Z kraju tego pochodzi około jednej trzeciej gazu, zużywanego w Unii - według szacunków przywoływanych przez Bruegela ok. 130 mld m sześc. rocznie. Niektóre kraje są jednak w 100 procentach uzależnione od importu tego surowca. Szczególnie dotyczy to państw bałtyckich, które ze względu na brak alternatywnej infrastruktury praktycznie cały gaz sprowadzają z Rosji.
Krokiem w kierunku zmiany tej sytuacji ma być europejski system sieci przesyłowych. UE chce, by do końca 2015 roku wszystkie należące do niej kraje były w niego włączone. Dzięki m.in. internokektorom możliwe byłoby przesyłanie błękitnego paliwa z jednego państwa do drugiego i odwrócenie tym samym kierunku dostaw.
Z analizy Bruegela wynika, że szczególnie dla krajów Europy Środkowo-Wschodniej, potrzebne byłyby dodatkowe rozwiązania prawne i techniczne by można zmniejszyć zależność gazowej od Rosji. Pierwszym działaniem miałoby być napełnienie w okresie letnim ogromnych (30 mld m sześc.) magazynów na gaz położonych na Zachodniej Ukrainie. Surowiec miałby pochodzić z Europy, gdzie latem zużycie błękitnego paliwa jest dużo mniejsze niż w mroźnych miesiącach zimowych. Kolejnym elementem tej strategii musiałoby by być również zastąpienie części gazu w systemach grzewczych olejem opałowym.

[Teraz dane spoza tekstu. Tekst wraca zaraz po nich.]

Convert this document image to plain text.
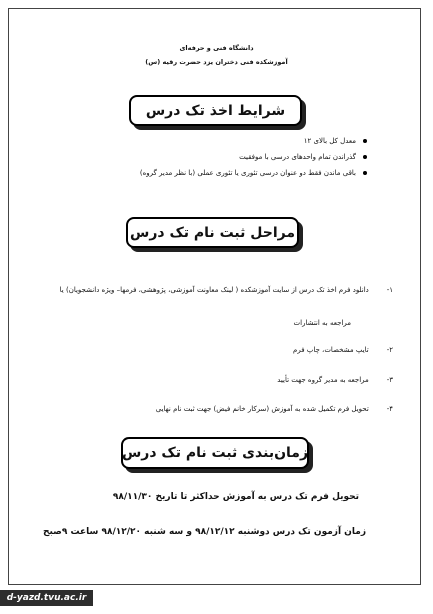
دانشگاه فنی و حرفه‌ای
آموزشکده فنی دختران یزد حضرت رقیه (س)
شرایط اخذ تک درس
معدل کل بالای ۱۲
گذراندن تمام واحدهای درسی با موفقیت
باقی ماندن فقط دو عنوان درسی تئوری یا تئوری عملی (با نظر مدیر گروه)
مراحل ثبت نام تک درس
۱- دانلود فرم اخذ تک درس از سایت آموزشکده ( لینک معاونت آموزشی، پژوهشی، فرمها– ویژه دانشجویان) یا
مراجعه به انتشارات
۲- تایپ مشخصات، چاپ فرم
۳- مراجعه به مدیر گروه جهت تأیید
۴- تحویل فرم تکمیل شده به آموزش (سرکار خانم فیض) جهت ثبت نام نهایی
زمان‌بندی ثبت نام تک درس
تحویل فرم تک درس به آموزش حداکثر تا تاریخ ۹۸/۱۱/۳۰
زمان آزمون تک درس دوشنبه ۹۸/۱۲/۱۲ و سه شنبه ۹۸/۱۲/۲۰ ساعت ۹صبح
d-yazd.tvu.ac.ir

"Jeżeli te działania byłby odpowiednio wdrożone, mogłyby znacząco zmniejszyć zależność regionu od rosyjskiego gazu" - przekonuje ekspert Bruegela Georg Zachmann. Jego zdaniem podstawowe trzy możliwości uniezależnienia się rosyjskiego gazu dla całej Europy to: alternatywne źródła (np. sprowadzanie większych ilości z Norwegii), zamiana gazu na inne paliwa (np. węgiel) i zmniejszenie zużycia.